What with all this and the very generous and easy to get Guild Bank and its extensions, somewhat to my surprise I find myself looking forward more to EQ2's new bag sorting options than to the prospect of a fire sale on storage in Tyria. Indeed, if I was going to take advantage of any of ANet's current promotions, it would more likely be the 30% off the game itself. 

I don't really need a third account though. Do I?



Sunday, March 4, 2012

Just One More Thing...

Sunday Morning. By long tradition a time to sort through packs and bags and vaults. To wake sleepy half-elves and dozing dwarves and send them grumbling down to the mailbox or the bank. Sometimes morning runs into afternoon. Sometimes it lasts all day.
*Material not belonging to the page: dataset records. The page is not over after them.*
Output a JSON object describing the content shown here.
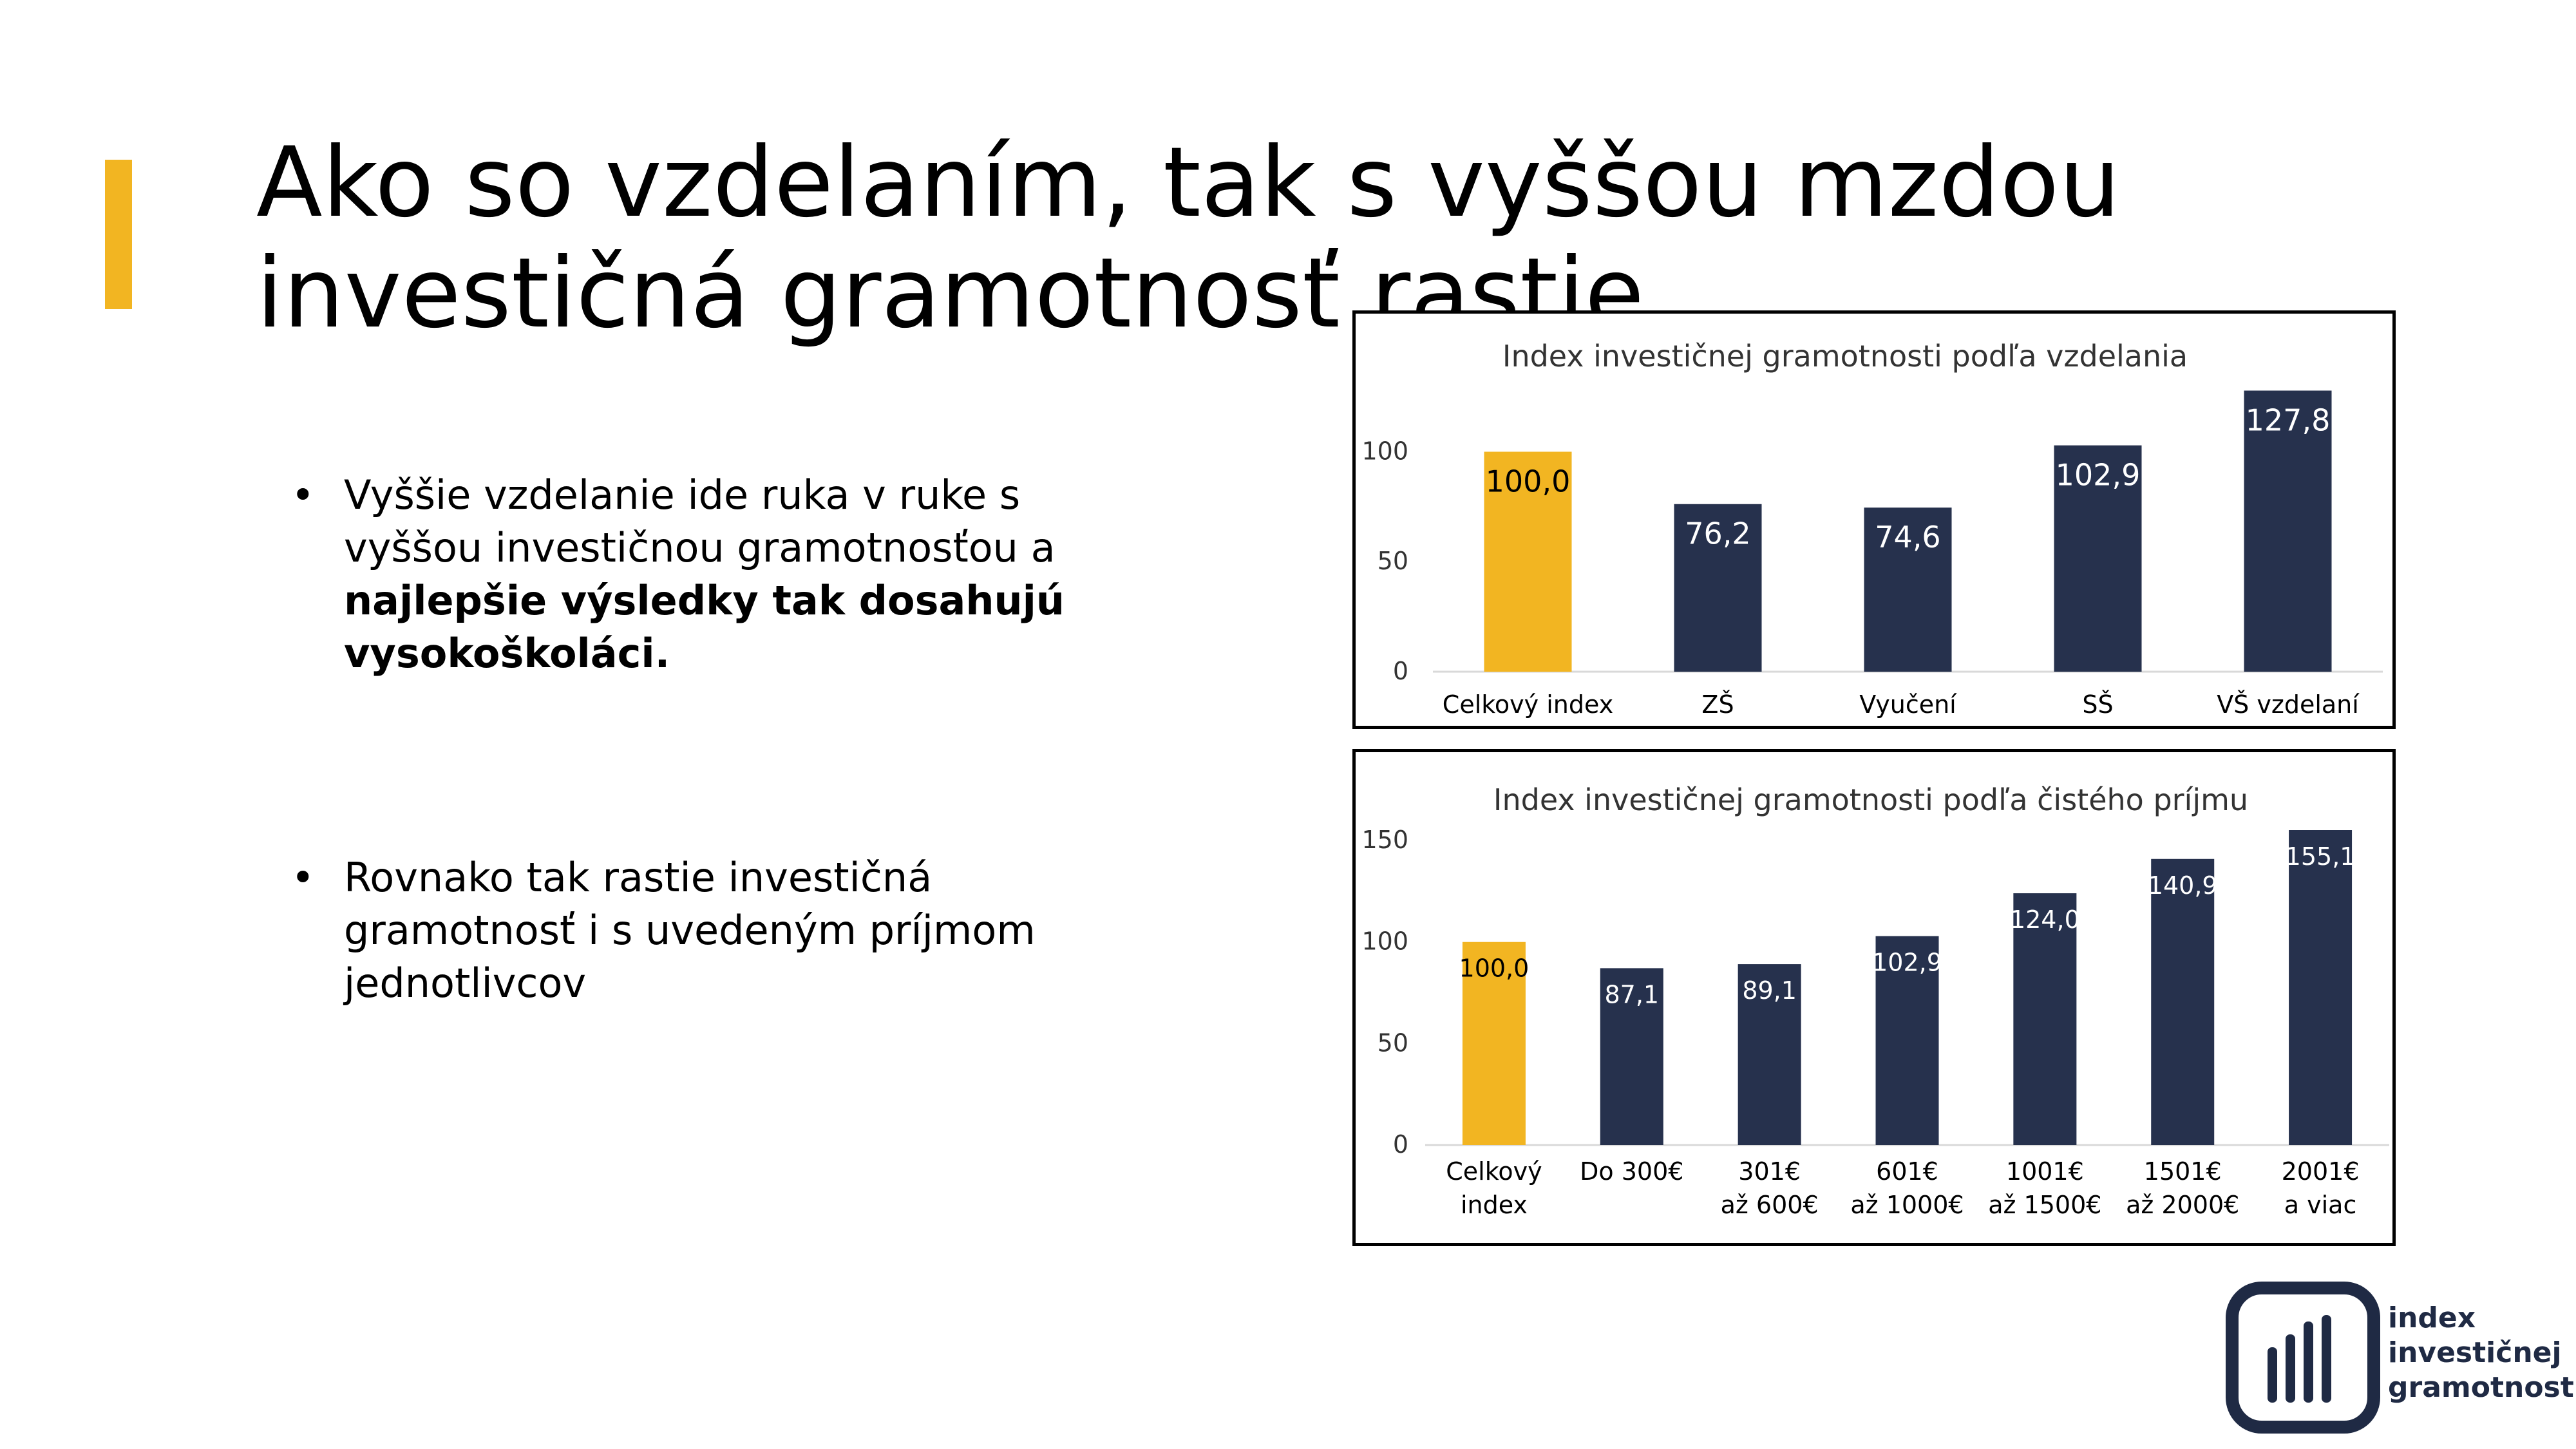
{
  "slide": {
    "title": "Ako so vzdelaním, tak s vyššou mzdou investičná gramotnosť rastie",
    "bullets": [
      {
        "text_before": "Vyššie vzdelanie ide ruka v ruke s vyššou investičnou gramotnosťou a ",
        "bold": "najlepšie výsledky tak dosahujú vysokoškoláci."
      },
      {
        "text_before": "Rovnako tak rastie investičná gramotnosť i s uvedeným príjmom jednotlivcov",
        "bold": ""
      }
    ],
    "colors": {
      "accent": "#F2B522",
      "bar": "#26314D",
      "axis": "#D9D9D9"
    }
  },
  "chart_data": [
    {
      "type": "bar",
      "title": "Index investičnej gramotnosti podľa vzdelania",
      "categories": [
        "Celkový index",
        "ZŠ",
        "Vyučení",
        "SŠ",
        "VŠ vzdelaní"
      ],
      "values": [
        100.0,
        76.2,
        74.6,
        102.9,
        127.8
      ],
      "labels": [
        "100,0",
        "76,2",
        "74,6",
        "102,9",
        "127,8"
      ],
      "highlight_index": 0,
      "ylim": [
        0,
        130
      ],
      "yticks": [
        0,
        50,
        100
      ],
      "ytick_labels": [
        "0",
        "50",
        "100"
      ],
      "grid": false,
      "legend": "none"
    },
    {
      "type": "bar",
      "title": "Index investičnej gramotnosti podľa čistého príjmu",
      "categories": [
        [
          "Celkový",
          "index"
        ],
        [
          "Do 300€"
        ],
        [
          "301€",
          "až 600€"
        ],
        [
          "601€",
          "až 1000€"
        ],
        [
          "1001€",
          "až 1500€"
        ],
        [
          "1501€",
          "až 2000€"
        ],
        [
          "2001€",
          "a viac"
        ]
      ],
      "values": [
        100.0,
        87.1,
        89.1,
        102.9,
        124.0,
        140.9,
        155.1
      ],
      "labels": [
        "100,0",
        "87,1",
        "89,1",
        "102,9",
        "124,0",
        "140,9",
        "155,1"
      ],
      "highlight_index": 0,
      "ylim": [
        0,
        155.1
      ],
      "yticks": [
        0,
        50,
        100,
        150
      ],
      "ytick_labels": [
        "0",
        "50",
        "100",
        "150"
      ],
      "grid": false,
      "legend": "none"
    }
  ],
  "logo": {
    "lines": [
      "index",
      "investičnej",
      "gramotnosti"
    ],
    "icon": "bar-chart-logo-icon"
  }
}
Alright, I'll come clean. Sometimes it lasts all week. An inordinate amount of my gameplay in most MMOs seems to consist of moving items from one virtual storage area to another. There's a reason this blog is called "Inventory Full".

Am I complaining? Hardly! It's one of the things I enjoy the most. It's satisfying in the same way tidying a cluttered room is satisfying, only without the dust and the endless bending over. Nothing better than sitting back after a couple of hours hard clicking to see three empty bags looking back at you. Another 120 slots to fill with Large Meaty Bones and Droag Egg Fragments.

Sunday Morning at the Bank. With Bear.
Available storage space has a big influence on how loyal I am to an MMO. A game that allows me to hoard vast quantities of junk that I'll probably never find a use for has a significantly better chance of seeing me log in regularly and keep on logging in for years than one that doesn't. I may lose interest in progressing the characters, I may never have been interested in the story, but I will always need to visit my stuff.

Spot the odd one out
 Contrarily, MMOs that are extremely stingy with storage space sort of work for me too. It's liberating to know that I can't just pick up everything that falls out of a goblin or hang onto all my no-stats starter gear in case I ever get the urge to stroll around town dressed as a dirt-poor farm-boy. Having just the one bag and a measly bank vault means I spend a lot more time actually doing the things the designers probably meant me to do, like quests and stuff. I've never once felt tempted to spend real money to get more space, though, so that part of the design doesn't seem to be working.

I rarely build up any kind of long-term connection with MMOs where space is a commodity. I find I think of myself as a wandering ronin. Oh alright then, The Littlest Hobo. I'm free to come and go as I please, and after a while I don't please all that often and finally not at all.

So, masses of storage space good, almost no storage space also good, if not for long. It's in the middle that I run into problems. I moaned about Lord of the Rings Online a while back. At the time I was complaining more about how tiny everything was rather than how much of it I had but the sheer quantity of junk that I have squashed into a middling amount of storage space does present a real barrier to entry when it comes to dropping back in.

No I am not a "beardy hobbit"
What I lack in height...
The recently-announced and somewhat controversial Premium Wallet that I read about over at KTR  isn't going to help me all that much. I don't have all that many extraneous currency items clogging up my packs and even if I did I surely wouldn't be paying any ten dollars for aggregation rights. Mostly what I have is crafting raws. And food. And potions. Something else that Zubon mentions could just make a difference to my LotRO quality of life, though, and that's the Shared Bank. I might finally have found a use for the 1045 Turbine Points I have somehow accumulated. Well, 995 of them at least.

Not quite sure what brought all that on. None of this was what I intended to write about when I started at the top of the page. That's Sunday morning for you.